Diese Suche nach dem authen­ti­schen Selbst in und durch die Erfah­rung einer authen­ti­schen Natur­be­zie­hung zieht sich wie ein roter Faden durch die moderne Geschichte der Authen­ti­zität, auch als diese ihre explizit christ­liche Konno­ta­tion längst verloren hatte. Man findet sie seit dem 18. Jahr­hun­dert in der west­li­chen Faszi­na­tion mit soge­nannten ‚Wilden‘ und ‚primi­tiven‘ Natur­völ­kern, von Robin­sons Crusoes para­die­si­scher Insel über Gauguins Südsee­la­gunen bis zu Karl Mays India­nern und seinen heute noch uner­schüt­ter­li­chen Fans. Oft vermischt sich diese Sehn­sucht nach natur­be­zo­gener Authen­ti­zität mit einer Imagi­na­tion von Jugend­lich­keit, in der die Zuge­hö­rig­keit zu einer noch nicht korrum­pierten und verformten Gene­ra­tion selbst Authen­ti­zität garan­tiert. Für die 68er wurde diese Jugend­lich­keit zur poli­ti­schen Kampf­pa­role: „Trau keinem über 30!“ Aber auch schon ein halbes Jahr­hun­dert früher fanden sich ganz ähnliche Gedanken in den unter­schied­li­chen euro­päi­schen Spiel­arten der Jugend­be­we­gung. Was als Protest gegen eine entfrem­dete und ‚unna­tür­liche‘ Erwach­se­nen­welt begann, ließ sich in der Zwischen­kriegs­zeit leicht zur Kampf­an­sage gegen das gesell­schaft­liche poli­ti­sches ‚System‘ umfunk­tio­nieren. Und wie heute profi­tierten auch damals rechte und rechts­ra­di­kale Kräfte ebenso von dieser diskur­siven Mobi­li­sie­rung wie progres­sive Kritiker. Jugend war hier nicht nur das Aushän­ge­schild für eine Lebens­hal­tung, die (noch) nicht system­kon­form war. Sie fungierte auch als ein Symbol der verlo­renen Jugend der Mensch­heit an sich, also für jene para­die­si­sche Unschuld, die noch nicht vom Baum der Erkenntnis korrum­piert war. Viel­leicht beschwören auch deshalb heute vor allem solchen Poli­tiker die Authen­ti­zität, die selbst, wie Trump und Corbyn, bis vor kurzen kaum direkte Erfah­rung mit der Ausübung poli­ti­scher Ämter gehabt haben, und sich daher als nicht vom ‚System‘ korrum­piert präsen­tieren können.

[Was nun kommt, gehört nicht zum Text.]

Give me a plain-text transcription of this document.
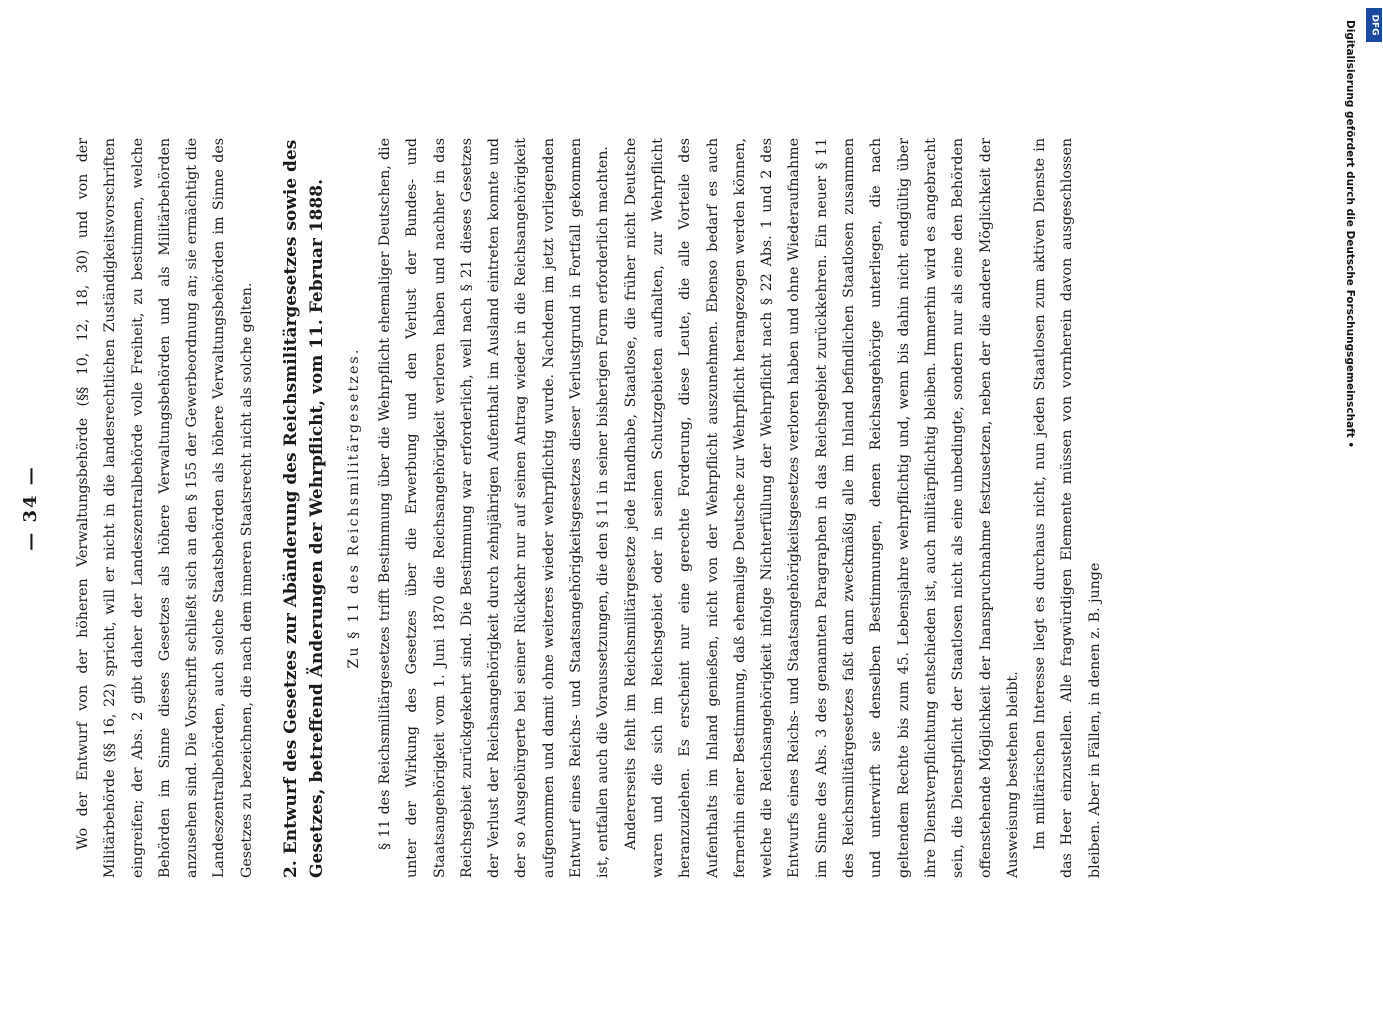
— 34 —	Wo der Entwurf von der höheren Verwaltungsbehörde (§§ 10, 12, 18, 30) und von der Militärbehörde (§§ 16, 22) spricht, will er nicht in die landesrechtlichen Zuständigkeitsvorschriften eingreifen; der Abs. 2 gibt daher der Landeszentralbehörde volle Freiheit, zu bestimmen, welche Behörden im Sinne dieses Gesetzes als höhere Verwaltungsbehörden und als Militärbehörden anzusehen sind. Die Vorschrift schließt sich an den § 155 der Gewerbeordnung an; sie ermächtigt die Landeszentralbehörden, auch solche Staatsbehörden als höhere Verwaltungsbehörden im Sinne des Gesetzes zu bezeichnen, die nach dem inneren Staatsrecht nicht als solche gelten.	2.Entwurf des Gesetzes zur Abänderung des Reichsmilitärgesetzes sowie des Gesetzes, betreffend Änderungen der Wehrpflicht, vom 11. Februar 1888. Zu § 11 des Reichsmilitärgesetzes.	§ 11 des Reichsmilitärgesetzes trifft Bestimmung über die Wehrpflicht ehemaliger Deutschen, die unter der Wirkung des Gesetzes über die Erwerbung und den Verlust der Bundes- und Staatsangehörigkeit vom 1. Juni 1870 die Reichsangehörigkeit verloren haben und nachher in das Reichsgebiet zurückgekehrt sind. Die Bestimmung war erforderlich, weil nach § 21 dieses Gesetzes der Verlust der Reichsangehörigkeit durch zehnjährigen Aufenthalt im Ausland eintreten konnte und der so Ausgebürgerte bei seiner Rückkehr nur auf seinen Antrag wieder in die Reichsangehörigkeit aufgenommen und damit ohne weiteres wieder wehrpflichtig wurde. Nachdem im jetzt vorliegenden Entwurf eines Reichs- und Staatsangehörigkeitsgesetzes dieser Verlustgrund in Fortfall gekommen ist, entfallen auch die Voraussetzungen, die den § 11 in seiner bisherigen Form erforderlich machten. Andererseits fehlt im Reichsmilitärgesetze jede Handhabe, Staatlose, die früher nicht Deutsche waren und die sich im Reichsgebiet oder in seinen Schutzgebieten aufhalten, zur Wehrpflicht heranzuziehen. Es erscheint nur eine gerechte Forderung, diese Leute, die alle Vorteile des Aufenthalts im Inland genießen, nicht von der Wehrpflicht auszunehmen. Ebenso bedarf es auch fernerhin einer Bestimmung, daß ehemalige Deutsche zur Wehrpflicht herangezogen werden können, welche die Reichsangehörigkeit infolge Nichterfüllung der Wehrpflicht nach § 22 Abs. 1 und 2 des Entwurfs eines Reichs- und Staatsangehörigkeitsgesetzes verloren haben und ohne Wiederaufnahme im Sinne des Abs. 3 des genannten Paragraphen in das Reichsgebiet zurückkehren. Ein neuer § 11 des Reichsmilitärgesetzes faßt dann zweckmäßig alle im Inland befindlichen Staatlosen zusammen und unterwirft sie denselben Bestimmungen, denen Reichsangehörige unterliegen, die nach geltendem Rechte bis zum 45. Lebensjahre wehrpflichtig und, wenn bis dahin nicht endgültig über ihre Dienstverpflichtung entschieden ist, auch militärpflichtig bleiben. Immerhin wird es angebracht sein, die Dienstpflicht der Staatlosen nicht als eine unbedingte, sondern nur als eine den Behörden offenstehende Möglichkeit der Inanspruchnahme festzusetzen, neben der die andere Möglichkeit der Ausweisung bestehen bleibt. Im militärischen Interesse liegt es durchaus nicht, nun jeden Staatlosen zum aktiven Dienste in das Heer einzustellen. Alle fragwürdigen Elemente müssen von vornherein davon ausgeschlossen bleiben. Aber in Fällen, in denen z. B. junge

DFG
Digitalisierung gefördert durch die Deutsche Forschungsgemeinschaft •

Der anhal­tende Charme der Authentizität

Quelle: contentpuppy.com

Aber jenseits all solcher poli­ti­schen Instru­men­ta­li­sie­rung bleibt das Faktum bestehen, dass die Sehn­sucht nach Authen­ti­zität, also nach Alter­na­tiven zu einer Exis­tenz, in der sich Indi­vi­duen als von sich selbst entfremdet empfinden, über Epochen, ideo­lo­gi­sche und kultu­relle Grenzen hinweg ein wich­tiges Moment in der poli­ti­schen Imagi­na­tion zahl­loser Menschen ist. Zwar mögen falsche Propheten der Authen­ti­zität auf ille­gi­time Weise von solchen Sehn­süchten profi­tieren, aber wir täten besser dran, diese Sehn­sucht ernst zu nehmen, als sie als ‚hoax‘ abzutun, auf den nur dumme Menschen herein­fallen. Denn anders als viele andere poli­ti­sche und soziale Wunsch­vor­stel­lungen kann Authen­ti­zität nie rein passiv konsu­miert werden: Eine gesell­schaft­liche Ordnung mag zu unserer Entfrem­dung beitragen, aber ein authen­ti­sches Leben können wir nur dann wirk­lich erfahren, wenn wir selbst Verant­wor­tung für dessen Reali­sie­rung über­nehmen. Authen­ti­zität macht jeden Einzelnen von uns zu einem wesent­li­chen Akteur, nicht nur zum Empfänger von Ideo­logie oder Konsum­gü­tern. Andere poli­ti­sche Ideale wie Frei­heit oder Gerech­tig­keit werden erst dann glaub­würdig und erstre­bens­wert, wenn sie in Rela­tion zu einem authen­ti­schen Selbst und einer authen­ti­schen Gesell­schaft gedacht werden. Aus genau diesem Grunde ist Authen­ti­zität mehr als nur ein Mode­wort. Solange es im gesell­schaft­li­chen Diskurs nicht nur darum geht, wie wir prak­ti­sche Probleme lösen, sondern auch um die grund­sätz­li­chere Frage, wie wir in einer Gesell­schaft über­haupt leben, so lange wird auch der diskrete Charme der Authen­ti­zität wenig an Zauber­kraft einbüßen.